Balanced against the fact that the law had no legitimate medical purpose was the huge burden it imposed on abortion access in the state. The number of clinics would decrease by over 75 percent, some Texas women would have to travel hundreds of miles to have an abortion, the surviving clinics would not be able to expand to accommodate increased numbers and women would be subject to needless requirements.
With the law having no medically sound purpose while imposing a very serious burden on Texas women choosing to have an abortion, the Supreme Court found it to be an “undue burden,” which is unconstitutional under the Court’s 1992 Planned Parenthood v. Casey decision.
The big issue after today’s decision is what it means going forward — for Texas, for other states and for the Court.
For Texas, the legal answer is clear, even if the practical effect is not yet. The legal answer is that both provisions are struck down and cannot be applied in any circumstance in the state. Because the Court had put the lower court’s decision (that had approved the provisions of the Texas law) on hold while it considered the case, the state now has almost 20 open clinics. And those clinics will remain open.
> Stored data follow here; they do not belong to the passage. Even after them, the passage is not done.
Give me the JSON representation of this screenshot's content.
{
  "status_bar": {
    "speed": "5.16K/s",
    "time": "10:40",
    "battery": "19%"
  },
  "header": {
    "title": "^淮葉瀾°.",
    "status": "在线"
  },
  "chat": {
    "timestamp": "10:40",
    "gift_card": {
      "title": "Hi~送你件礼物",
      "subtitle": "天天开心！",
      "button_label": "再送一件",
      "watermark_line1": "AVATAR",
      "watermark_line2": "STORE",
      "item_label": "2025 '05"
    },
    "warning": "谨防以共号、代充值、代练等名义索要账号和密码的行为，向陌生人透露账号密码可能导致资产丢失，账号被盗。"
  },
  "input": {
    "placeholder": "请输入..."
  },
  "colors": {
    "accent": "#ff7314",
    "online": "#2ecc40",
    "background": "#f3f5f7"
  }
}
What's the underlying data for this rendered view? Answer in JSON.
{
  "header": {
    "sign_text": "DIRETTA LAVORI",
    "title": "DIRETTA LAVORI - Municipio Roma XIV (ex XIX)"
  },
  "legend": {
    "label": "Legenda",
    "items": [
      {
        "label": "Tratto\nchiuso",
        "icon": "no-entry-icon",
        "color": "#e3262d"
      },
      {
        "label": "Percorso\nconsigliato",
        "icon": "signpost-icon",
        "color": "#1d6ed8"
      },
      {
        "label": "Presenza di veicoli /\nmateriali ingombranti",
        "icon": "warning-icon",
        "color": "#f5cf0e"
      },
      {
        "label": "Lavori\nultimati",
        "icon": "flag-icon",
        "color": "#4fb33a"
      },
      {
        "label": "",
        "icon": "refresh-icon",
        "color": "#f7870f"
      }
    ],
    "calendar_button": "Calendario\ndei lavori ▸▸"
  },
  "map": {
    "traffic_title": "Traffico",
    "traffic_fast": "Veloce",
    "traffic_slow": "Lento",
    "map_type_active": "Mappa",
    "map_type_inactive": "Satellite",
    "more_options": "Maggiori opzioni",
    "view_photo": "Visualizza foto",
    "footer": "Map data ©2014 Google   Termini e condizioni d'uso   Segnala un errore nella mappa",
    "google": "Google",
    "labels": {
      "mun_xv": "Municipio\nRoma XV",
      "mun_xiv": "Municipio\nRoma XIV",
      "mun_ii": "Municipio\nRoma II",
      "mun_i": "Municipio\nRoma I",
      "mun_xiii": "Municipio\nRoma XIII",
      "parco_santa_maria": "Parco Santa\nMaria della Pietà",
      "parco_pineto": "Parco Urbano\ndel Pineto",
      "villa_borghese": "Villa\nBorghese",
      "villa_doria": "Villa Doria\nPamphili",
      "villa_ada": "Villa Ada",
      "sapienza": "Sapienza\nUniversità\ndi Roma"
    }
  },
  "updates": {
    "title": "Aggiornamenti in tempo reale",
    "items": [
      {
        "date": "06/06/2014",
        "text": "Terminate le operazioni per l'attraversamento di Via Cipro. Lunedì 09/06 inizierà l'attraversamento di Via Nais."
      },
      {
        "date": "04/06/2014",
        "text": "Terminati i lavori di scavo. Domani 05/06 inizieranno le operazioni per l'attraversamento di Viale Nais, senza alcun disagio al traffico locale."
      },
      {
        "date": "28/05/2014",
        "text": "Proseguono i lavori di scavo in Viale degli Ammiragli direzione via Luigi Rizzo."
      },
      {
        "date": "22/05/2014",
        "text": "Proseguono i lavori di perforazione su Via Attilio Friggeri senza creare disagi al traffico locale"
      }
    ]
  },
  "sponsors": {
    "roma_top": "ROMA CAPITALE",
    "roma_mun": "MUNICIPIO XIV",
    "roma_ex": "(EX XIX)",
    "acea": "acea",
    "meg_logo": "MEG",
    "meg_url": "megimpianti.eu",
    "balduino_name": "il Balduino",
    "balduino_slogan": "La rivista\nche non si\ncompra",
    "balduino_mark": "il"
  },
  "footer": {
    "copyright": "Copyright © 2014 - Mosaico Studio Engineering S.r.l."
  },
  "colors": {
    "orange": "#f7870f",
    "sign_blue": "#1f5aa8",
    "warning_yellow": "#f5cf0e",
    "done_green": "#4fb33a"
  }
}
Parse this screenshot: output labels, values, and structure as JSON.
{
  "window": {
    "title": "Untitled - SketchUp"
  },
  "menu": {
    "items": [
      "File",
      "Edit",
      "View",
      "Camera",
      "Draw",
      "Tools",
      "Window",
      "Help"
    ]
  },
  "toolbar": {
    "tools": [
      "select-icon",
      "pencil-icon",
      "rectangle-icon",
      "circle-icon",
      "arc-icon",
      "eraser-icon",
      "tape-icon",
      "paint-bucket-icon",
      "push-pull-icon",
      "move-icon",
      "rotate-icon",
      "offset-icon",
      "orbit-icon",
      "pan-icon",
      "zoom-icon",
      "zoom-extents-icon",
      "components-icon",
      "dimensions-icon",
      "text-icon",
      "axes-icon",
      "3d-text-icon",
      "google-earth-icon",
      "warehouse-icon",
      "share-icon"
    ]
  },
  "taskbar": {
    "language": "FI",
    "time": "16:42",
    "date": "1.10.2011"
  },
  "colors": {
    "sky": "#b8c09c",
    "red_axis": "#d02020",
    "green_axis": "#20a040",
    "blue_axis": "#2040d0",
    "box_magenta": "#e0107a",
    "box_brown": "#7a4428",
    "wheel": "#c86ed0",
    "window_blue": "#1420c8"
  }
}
The other 20-plus clinics that have closed since the law was originally passed cannot immediately re-open, though — not because of the law, but because of practicalities of hiring, leases, the availability of doctors, etc. You can close a clinic in an instant; re-opening one, especially one that has been closed for a year or more, is not so easy. Texas providers, however, will be working diligently to restore access for Texas women as soon as possible.
For the rest of the country, the Court’s decision makes clear that the “undue burden” test has meaning: something many lower courts were unclear about until today. A state wishing to pass a law restricting abortion cannot seriously burden women’s ability to get an abortion without a sound medical reason for doing so. There are many other states that have similar laws, and those that are currently being challenged will now be subject to this standard. The Court cited two challenges in particular, in Alabama and Wisconsin, and did so in a way that indicates that it approves of the lower court decisions that struck down those states’ similar laws. For other states, lawyers and clinics will have to carefully assess the reasons the state offered for the laws and the particular effect the laws have for abortion access in their state before deciding whether to try to use today’s case to strike down that state’s laws.
Furthermore, today’s decision is possibly another signal that, with Justice Antonin Scalia no longer on the bench, the Supreme Court has become a more liberal body. To be sure, the Court still awaits its elusive ninth justice, but in the meantime, in the past few days alone Justice Kennedy has joined the four liberals on two of the great social issues of our time: affirmative action and abortion. It’s possible that the Court’s impenetrable liberal bloc has now become more convincing to Justice Kennedy than the Scalia-less conservative wing.
Whatever the future holds, today’s victory for abortion rights could not have been sweeter for a community that has been beleaguered for years. The struggle will continue, as anti-abortion forces will certainly not give up. But after today, abortion providers have yet another powerful Supreme Court precedent by their side.